R. A. V. considered a challenge to a St. Paul ordinance punishing the placement of certain symbols that were "likely to arouse anger, alarm, or resentment on the basis of race, religion, or gender." Robert Victoria, a teenager, had been convicted of violating the ordinance after having been found to have burned a cross on the yard of a black family. The Court, in an an opinion by Justice Scalia, reversed R. A. V.'s conviction on the ground that the ordinance unconstitutionally criminalized some hurtful expression (specifically that aimed at racial and religious minorites) and not other hurtful expression (that aimed at other unprotected groups) based on the political preferences of legislators. Scalia makes clear that "fighting words" is not, as Chaplinsky had suggested, a category of speech that is wholly outside of First Amendment protection.

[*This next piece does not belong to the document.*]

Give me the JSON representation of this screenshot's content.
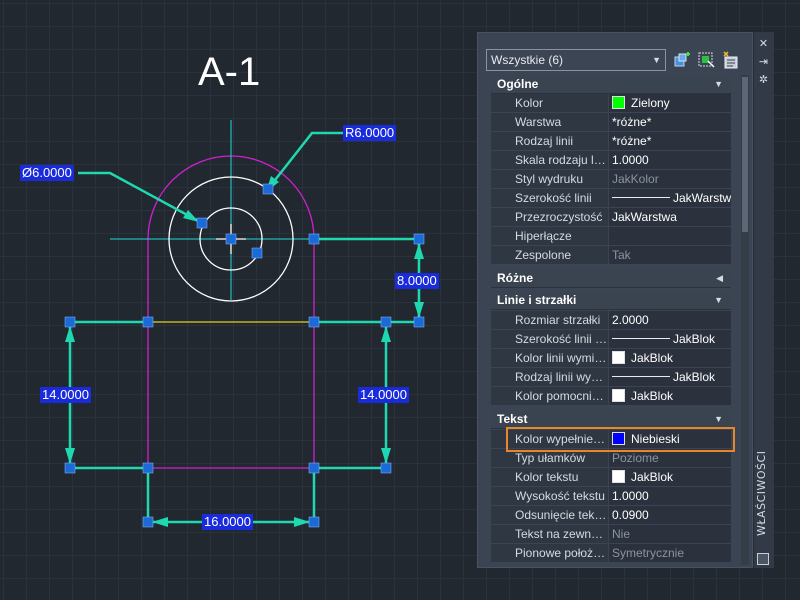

A year after R. A. V., the Supreme Court unanimously upheld, in Wisconsin v. Mitchell, a statute that imposed stiffer sentences for racially-motivated assaults than for other types of assaults. The Court reasoned that the statute did not violate the First Amendment because it was aimed primarily at regulating conduct, not speech.
In Virginia v Black (2003), the Court divided on the question of whether a state could prohibit cross burning carried out with the intent to intimidate. A majority of the Court concluded that, because cross-burning has a history as a "particularly virulent form of intimidation," Virginia could prohibit that form of expression while not prohibiting other types of intimidating expression. Thus, the majority found the cross-burning statute to fall within one of R. A. V.'s exceptions to the general rule that content-based prohibitions on speech violate the First Amendment. Nonetheless, the Court reversed the Virginia cross-burner's conviction because of a jury instruction that might produce convictions of cross-burners whose motivation was ideological--and not an attempt to arouse fear. Justice Thomas dissented, arguing that cross-burning is conduct, not expression, and therefore its suppression does not raise serious First Amendment issues.